I have INPUT_TOPIC
in Kafka that gets data published by some Kafka Connector.
I want to take this data and push it to another Kafka topic, called OUTPUT_TOPIC
.
First I go ahead and create a STREAM_A
that reads data from INPUT_TOPIC
. It will have two fields I am interested in: the timestamp
and dimension
:
CREATE STREAM STREAM_A (`timestamp` BIGINT, DIMENSION STRUCT<HEIGHT BIGINT, WIDTH BIGINT>) WITH (KAFKA_TOPIC = 'INPUT_TOPIC', PARTITIONS=6, VALUE_FORMAT = 'JSON');
After STREAM_A
was created I see that it is receiving the data from INPUT_TOPIC
.
Since I want this data to be written to a second OUTPUT_TOPIC
I create a second stream STREAM_B
that SELECT FROM STREAM_A
and writes to OUTPUT_TOPIC
:
CREATE STREAM STREAM_B WITH (KAFKA_TOPIC='OUTPUT_TOPIC') AS SELECT `timestamp`, DIMENSION FROM STREAM_A;
It works as is. But there are now two streams to deal with.
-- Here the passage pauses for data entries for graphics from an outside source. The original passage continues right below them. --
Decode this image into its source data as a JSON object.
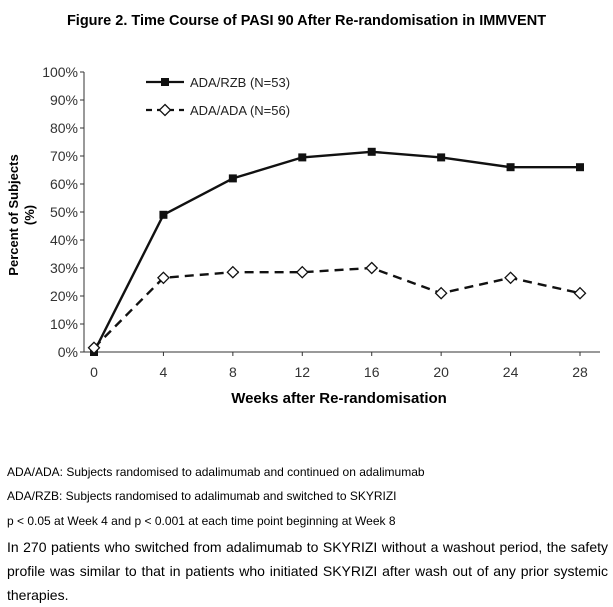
{
  "title": "Figure 2. Time Course of PASI 90 After Re-randomisation in IMMVENT",
  "chart_data": {
    "type": "line",
    "title": "Figure 2. Time Course of PASI 90 After Re-randomisation in IMMVENT",
    "xlabel": "Weeks after Re-randomisation",
    "ylabel": "Percent of Subjects (%)",
    "ylabel_lines": [
      "Percent of Subjects",
      "(%)"
    ],
    "x": [
      0,
      4,
      8,
      12,
      16,
      20,
      24,
      28
    ],
    "x_ticks": [
      "0",
      "4",
      "8",
      "12",
      "16",
      "20",
      "24",
      "28"
    ],
    "y_ticks": [
      "0%",
      "10%",
      "20%",
      "30%",
      "40%",
      "50%",
      "60%",
      "70%",
      "80%",
      "90%",
      "100%"
    ],
    "ylim": [
      0,
      100
    ],
    "grid": false,
    "legend_position": "top-left",
    "series": [
      {
        "name": "ADA/RZB (N=53)",
        "values": [
          0,
          49,
          62,
          69.5,
          71.5,
          69.5,
          66,
          66
        ],
        "line": "solid",
        "marker": "filled-square"
      },
      {
        "name": "ADA/ADA (N=56)",
        "values": [
          1.5,
          26.5,
          28.5,
          28.5,
          30,
          21,
          26.5,
          21
        ],
        "line": "dashed",
        "marker": "open-diamond"
      }
    ]
  },
  "footnotes": [
    "ADA/ADA: Subjects randomised to adalimumab and continued on adalimumab",
    "ADA/RZB: Subjects randomised to adalimumab and switched to SKYRIZI",
    "p < 0.05 at Week 4 and p < 0.001 at each time point beginning at Week 8"
  ],
  "paragraph": "In 270 patients who switched from adalimumab to SKYRIZI without a washout period, the safety profile was similar to that in patients who initiated SKYRIZI after wash out of any prior systemic therapies."
}
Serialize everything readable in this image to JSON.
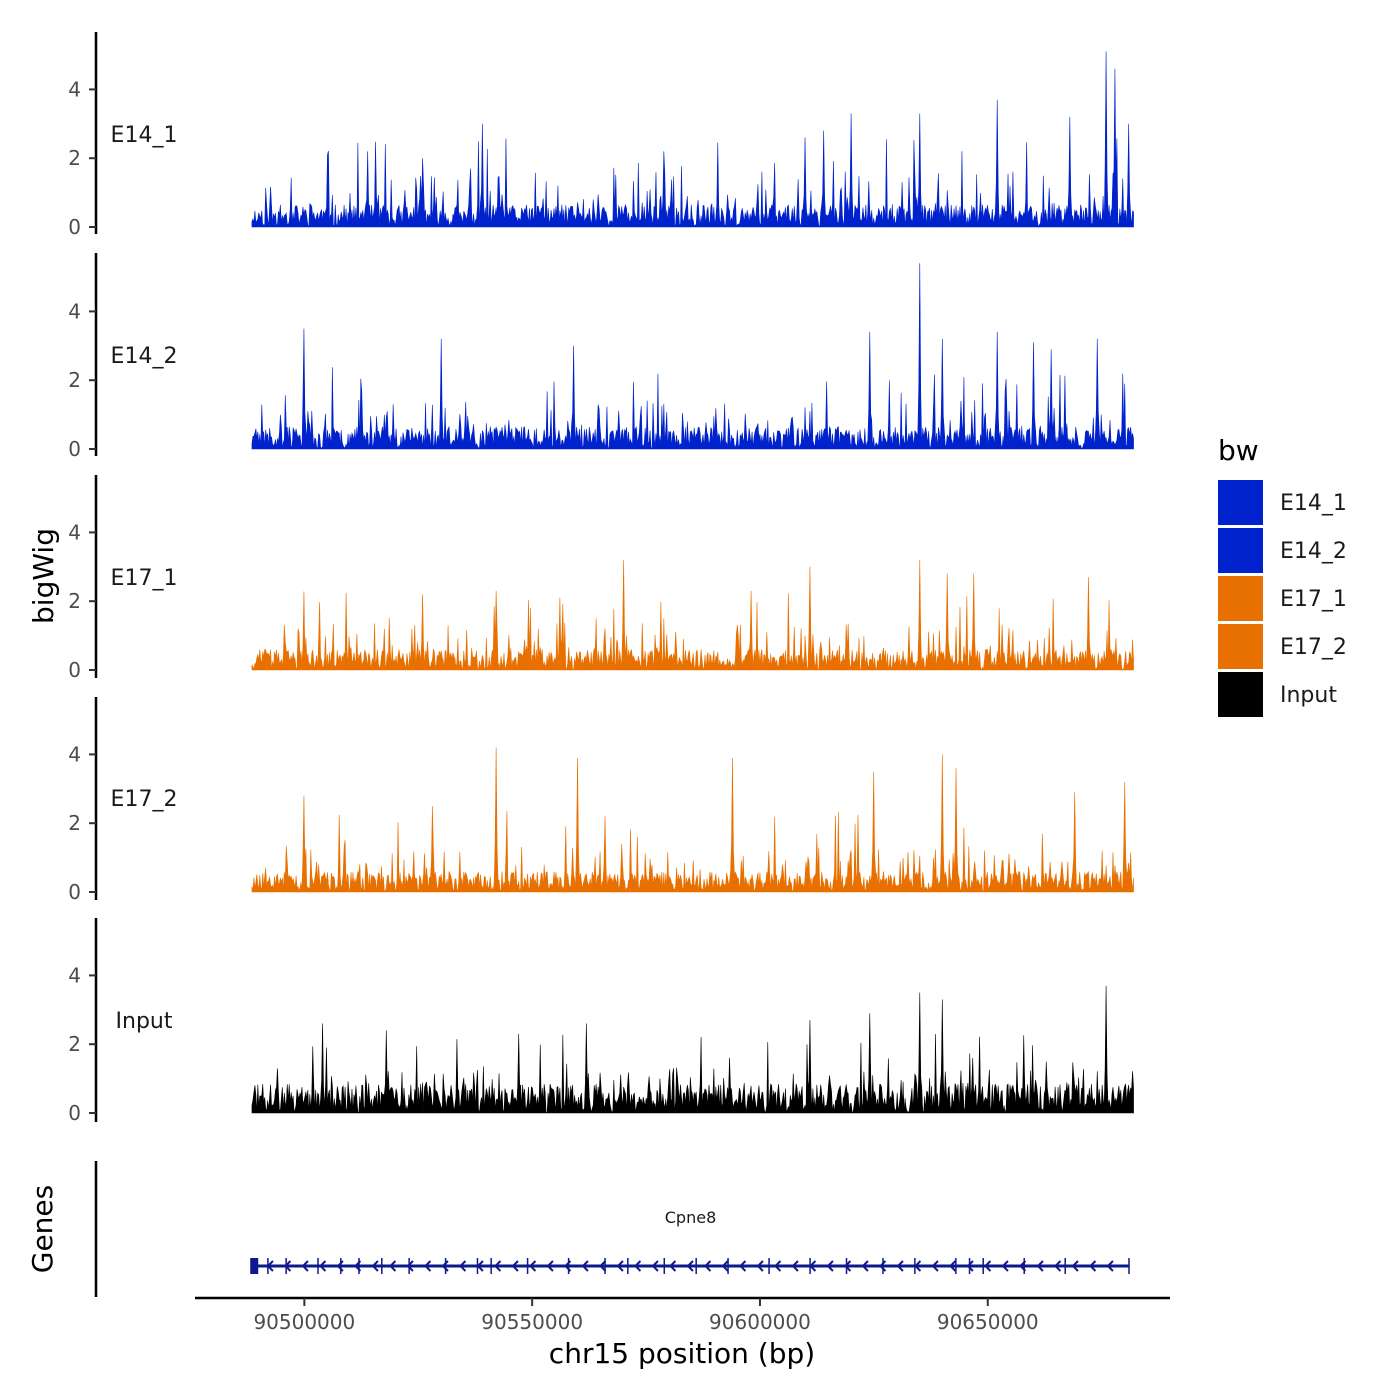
{
  "chart_data": {
    "type": "area",
    "ylabel": "bigWig",
    "xlabel": "chr15 position (bp)",
    "xlim": [
      90476000,
      90690000
    ],
    "data_xrange": [
      90488500,
      90682000
    ],
    "x_ticks": [
      90500000,
      90550000,
      90600000,
      90650000
    ],
    "x_tick_labels": [
      "90500000",
      "90550000",
      "90600000",
      "90650000"
    ],
    "ylim": [
      0,
      5.7
    ],
    "y_ticks": [
      0,
      2,
      4
    ],
    "y_tick_labels": [
      "0",
      "2",
      "4"
    ],
    "tracks": [
      {
        "name": "E14_1",
        "color": "#0022cc",
        "seed": 11,
        "base": 0.65,
        "spike": 2.6,
        "peaks": [
          [
            90514000,
            2.2
          ],
          [
            90526000,
            2.0
          ],
          [
            90539000,
            3.0
          ],
          [
            90579000,
            2.2
          ],
          [
            90610000,
            2.6
          ],
          [
            90614000,
            2.8
          ],
          [
            90620000,
            3.3
          ],
          [
            90635000,
            3.3
          ],
          [
            90652000,
            3.7
          ],
          [
            90668000,
            3.2
          ],
          [
            90676000,
            5.1
          ],
          [
            90678000,
            4.6
          ],
          [
            90681000,
            3.0
          ]
        ]
      },
      {
        "name": "E14_2",
        "color": "#0022cc",
        "seed": 23,
        "base": 0.65,
        "spike": 2.4,
        "peaks": [
          [
            90500000,
            3.5
          ],
          [
            90530000,
            3.2
          ],
          [
            90559000,
            3.0
          ],
          [
            90624000,
            3.4
          ],
          [
            90635000,
            5.4
          ],
          [
            90640000,
            3.2
          ],
          [
            90652000,
            3.4
          ],
          [
            90660000,
            3.1
          ],
          [
            90664000,
            2.9
          ],
          [
            90674000,
            3.2
          ]
        ]
      },
      {
        "name": "E17_1",
        "color": "#e87000",
        "seed": 37,
        "base": 0.6,
        "spike": 2.3,
        "peaks": [
          [
            90526000,
            2.2
          ],
          [
            90542000,
            2.3
          ],
          [
            90556000,
            2.1
          ],
          [
            90570000,
            3.2
          ],
          [
            90598000,
            2.3
          ],
          [
            90611000,
            3.0
          ],
          [
            90635000,
            3.2
          ],
          [
            90641000,
            2.8
          ],
          [
            90647000,
            2.8
          ],
          [
            90672000,
            2.7
          ]
        ]
      },
      {
        "name": "E17_2",
        "color": "#e87000",
        "seed": 53,
        "base": 0.6,
        "spike": 2.4,
        "peaks": [
          [
            90500000,
            2.8
          ],
          [
            90528000,
            2.5
          ],
          [
            90542000,
            4.2
          ],
          [
            90560000,
            3.9
          ],
          [
            90566000,
            2.2
          ],
          [
            90594000,
            3.9
          ],
          [
            90625000,
            3.5
          ],
          [
            90640000,
            4.0
          ],
          [
            90643000,
            3.6
          ],
          [
            90669000,
            2.9
          ],
          [
            90680000,
            3.2
          ]
        ]
      },
      {
        "name": "Input",
        "color": "#000000",
        "seed": 71,
        "base": 0.85,
        "spike": 2.3,
        "peaks": [
          [
            90504000,
            2.6
          ],
          [
            90518000,
            2.4
          ],
          [
            90547000,
            2.3
          ],
          [
            90562000,
            2.6
          ],
          [
            90611000,
            2.7
          ],
          [
            90624000,
            2.9
          ],
          [
            90635000,
            3.5
          ],
          [
            90640000,
            3.3
          ],
          [
            90676000,
            3.7
          ]
        ]
      }
    ],
    "legend": {
      "title": "bw",
      "position": "right",
      "items": [
        {
          "label": "E14_1",
          "color": "#0022cc"
        },
        {
          "label": "E14_2",
          "color": "#0022cc"
        },
        {
          "label": "E17_1",
          "color": "#e87000"
        },
        {
          "label": "E17_2",
          "color": "#e87000"
        },
        {
          "label": "Input",
          "color": "#000000"
        }
      ]
    },
    "genes_panel": {
      "label": "Genes",
      "genes": [
        {
          "name": "Cpne8",
          "start": 90488500,
          "end": 90681000,
          "strand": "-",
          "color": "#0d1a8c",
          "exons": [
            90489000,
            90492000,
            90496000,
            90503000,
            90508000,
            90512000,
            90517000,
            90523000,
            90531000,
            90538000,
            90541000,
            90549000,
            90558000,
            90566000,
            90571000,
            90579000,
            90586000,
            90593000,
            90602000,
            90611000,
            90619000,
            90627000,
            90634000,
            90643000,
            90646000,
            90649000,
            90658000,
            90667000,
            90681000
          ]
        }
      ]
    }
  }
}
I wonder if instead of creating two streams STREAM_A
and STREAM_B
I could create a single stream that would read the data from INPUT_TOPIC
and write to OUTPUT_TOPIC
Is there a way to create such stream or I would have to have two streams?
Would it be possible to consolidate two streams into one so this consolidated stream reads data from INPUT_TOPIC
and writes to OUTPUT_TOPIC
?
STREAM_A
provides a namespace to query INPUT_TOPIC
STREAM_B
is a derived stream that queries against STREAM_A
, and there is no other operator for "copy topic to topic" (as bytes) in KSQL. Although, SELECT * FROM
may work, in theory, rather than giving every field.
Note: If you simply want to copy one topic into another without any projection operation or to update partitions/replication, then IMO you'd be wasting space on the cluster, but you could just do the same with simply kStream.stream("input-topic").to("output-topic")
in a JVM app, or use alternative methods like MirrorMaker.